Spinal Muscular Atrophy Calling

Disruption of all copies of the SMN1 gene in an individual causes spinal muscular atrophy (SMA). SMN1 has a very high identity paralog, SMN2, with differs only in approximately 10 SNVs and small indels. One of these (hg19 chr5:70247773 C->T) affects splicing and largely disrupts the production of functional SMN protein from SMN2. Standard WGS analysis does not produce complete variant calling results for SMN due to this high-similarity duplication combined with common copy-number variation. However, approximately 95% of SMA cases can be detected by determining the absence of the functional C (SMN1) allele in any copy of SMN.

DRAGEN SMA calling uses sequence-graph realignment to align reads to a single reference representing SMN1 and SMN2. In addition to the standard diploid genotype call, DRAGEN uses a direct statistical test to check for presence of any C allele. If no C allele is detected, the sample is called affected, otherwise unaffected.

SMA calling is only supported for human whole-genome sequencing samples in PCR-free libraries.

Usage

SMA calling is implemented together with repeat expansion detection. For information on graph-alignment and options, see Repeat Expansion Detection with Expansion Hunter.

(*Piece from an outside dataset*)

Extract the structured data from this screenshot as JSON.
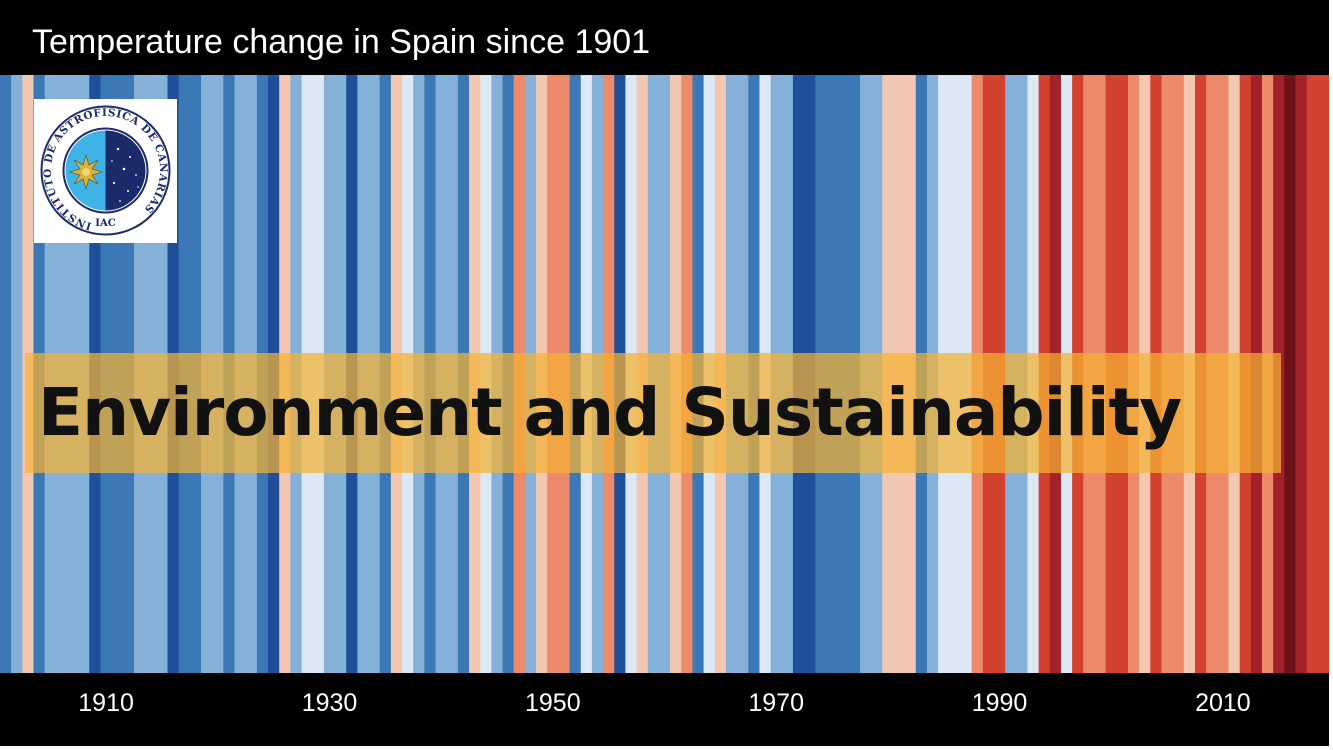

SMA calling is enabled, along with repeat expansion detection, by setting the --repeat-genotype-enable option to true. To activate SMA calling, the variant specification catalog file must include a description of the targeted SMN1/2 variant. Example files are available in the /opt/edico/repeat-specs/experimental folder.

SMN output is included along with any targeted repeats in <outputPrefix>.repeat.vcf. SMN output is represented as a single SNV call at the key (splice-affecting) position in SMN1, with SMA status in custom fields:

SMA Result in repeat.vcf Output

Field

Description

VARID

SMN marks the SMN call.

GT

Genotype call at this position using a normal (diploid) genotype model.

DST

SMA status call: + indicates detected, - indicates undetected, ? indicates undetermined.

AD

Total read counts supporting the C and T allele.

RPL

Log10 Likelihood ratio between the affected and unaffected models. Positive scores are in favor of unaffected.